著者
中島 弘至
出版者
関西大学教育開発支援センター
雑誌
関西大学高等教育研究 (ISSN:21856389)
巻号頁・発行日
no.8, pp.79-91, 2017-03

かつて我が国では大学を出たかどうか、あるいはどこの大学を出たかどうかで人を評価するといった学歴主義が浸透していた。それが就職先にも影響することから多くの批判があった。しかし、1990年代のバブル経済崩壊以降、企業は厳しい経営環境にさらされ、新卒者の中にはこれまで当たり前と思われた正規職さえ就けない者が続出した。
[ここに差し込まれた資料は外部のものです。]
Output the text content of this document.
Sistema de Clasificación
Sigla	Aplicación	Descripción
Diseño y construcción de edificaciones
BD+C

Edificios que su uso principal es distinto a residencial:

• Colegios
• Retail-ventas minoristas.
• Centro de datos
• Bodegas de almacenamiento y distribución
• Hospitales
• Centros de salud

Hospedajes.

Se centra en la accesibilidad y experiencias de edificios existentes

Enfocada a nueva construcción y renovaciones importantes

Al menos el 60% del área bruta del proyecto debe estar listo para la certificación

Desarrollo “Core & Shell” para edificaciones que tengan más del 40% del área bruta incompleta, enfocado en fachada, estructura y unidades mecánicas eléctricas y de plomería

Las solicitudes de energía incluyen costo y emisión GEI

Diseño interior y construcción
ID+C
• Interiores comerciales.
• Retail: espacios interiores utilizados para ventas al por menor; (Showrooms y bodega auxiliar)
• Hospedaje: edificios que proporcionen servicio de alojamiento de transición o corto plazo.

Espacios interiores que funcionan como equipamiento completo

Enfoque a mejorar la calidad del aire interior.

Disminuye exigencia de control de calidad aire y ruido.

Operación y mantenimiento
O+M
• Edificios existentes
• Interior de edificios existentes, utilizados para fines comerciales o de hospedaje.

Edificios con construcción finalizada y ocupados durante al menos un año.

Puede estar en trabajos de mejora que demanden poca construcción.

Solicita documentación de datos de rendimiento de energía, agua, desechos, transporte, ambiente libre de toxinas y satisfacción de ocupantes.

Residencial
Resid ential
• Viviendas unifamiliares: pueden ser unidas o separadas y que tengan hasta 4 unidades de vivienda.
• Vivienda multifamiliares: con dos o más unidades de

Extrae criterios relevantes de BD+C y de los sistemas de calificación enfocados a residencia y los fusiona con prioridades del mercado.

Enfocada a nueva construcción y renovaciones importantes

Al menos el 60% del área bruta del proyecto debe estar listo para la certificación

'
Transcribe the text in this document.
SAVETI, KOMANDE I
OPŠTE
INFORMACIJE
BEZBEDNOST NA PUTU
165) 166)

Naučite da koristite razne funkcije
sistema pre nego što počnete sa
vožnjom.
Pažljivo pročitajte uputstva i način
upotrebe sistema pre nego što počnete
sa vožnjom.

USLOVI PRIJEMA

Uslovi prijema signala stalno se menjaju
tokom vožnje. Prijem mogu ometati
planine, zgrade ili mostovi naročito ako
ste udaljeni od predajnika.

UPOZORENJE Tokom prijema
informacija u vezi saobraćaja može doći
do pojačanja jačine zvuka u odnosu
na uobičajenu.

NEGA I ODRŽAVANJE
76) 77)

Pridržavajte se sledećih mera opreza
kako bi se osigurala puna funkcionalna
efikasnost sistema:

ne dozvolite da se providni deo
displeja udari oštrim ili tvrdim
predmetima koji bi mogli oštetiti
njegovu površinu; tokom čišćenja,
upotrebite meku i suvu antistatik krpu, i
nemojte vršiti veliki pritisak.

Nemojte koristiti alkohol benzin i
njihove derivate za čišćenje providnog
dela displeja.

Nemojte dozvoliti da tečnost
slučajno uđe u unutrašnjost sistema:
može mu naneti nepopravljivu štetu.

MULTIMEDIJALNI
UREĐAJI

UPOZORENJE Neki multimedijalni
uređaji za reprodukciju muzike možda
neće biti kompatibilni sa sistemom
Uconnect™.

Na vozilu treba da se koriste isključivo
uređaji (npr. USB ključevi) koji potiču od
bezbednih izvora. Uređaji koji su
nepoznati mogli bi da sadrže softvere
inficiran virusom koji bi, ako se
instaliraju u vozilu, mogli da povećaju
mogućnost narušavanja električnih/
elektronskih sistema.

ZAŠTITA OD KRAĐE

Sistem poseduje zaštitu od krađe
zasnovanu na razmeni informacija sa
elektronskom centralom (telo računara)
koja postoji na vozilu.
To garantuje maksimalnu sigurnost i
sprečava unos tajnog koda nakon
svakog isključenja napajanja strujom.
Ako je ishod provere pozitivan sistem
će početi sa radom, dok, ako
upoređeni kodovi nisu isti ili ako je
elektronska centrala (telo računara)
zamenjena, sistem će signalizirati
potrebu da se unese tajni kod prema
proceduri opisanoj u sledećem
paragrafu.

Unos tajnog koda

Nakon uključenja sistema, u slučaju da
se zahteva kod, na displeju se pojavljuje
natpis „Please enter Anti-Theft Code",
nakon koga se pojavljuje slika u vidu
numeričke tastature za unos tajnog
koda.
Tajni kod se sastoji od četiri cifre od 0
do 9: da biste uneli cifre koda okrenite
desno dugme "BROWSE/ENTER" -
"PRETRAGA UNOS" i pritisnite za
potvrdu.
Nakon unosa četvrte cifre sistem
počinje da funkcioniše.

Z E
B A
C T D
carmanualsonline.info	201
それとともに近年、(学力以外の)社会人・職業人に必要な能力を求める声が各方面で強くなっている。果たして学歴主義は遠のいたのだろうか。 バブル期から現在までの大手企業と有名大学の就職データに基づきパネルデータ分析を行うと、学歴主義がなお有効であるとの結論が出た。そこで新卒労働市場のプレーヤーについて、戦後における教育制度との関わりを検証した。大学はもとより階層的構造を持つが、戦後改革の好機にも是正されずその構造は温存された。また経済団体は教育制度への改善欲求を出し続ける一方、文部省(文部科学省)は審議会などを通じて、大学種別化政策を推進した。ところで新卒労働市場には採用選考に関わる就職協定(就活ルール)がある。60年以上の歴史を持つものの殆ど遵守されたことはない。つまり違反が過度になると、実情にあわせて、公正と思われる時期へと就職協定は変更されるのである。このようにして社会からの批判をかわし、長らく生き延びてきた。だがそのことが今なお存在する学歴主義を見えにくいものにした可能性はある。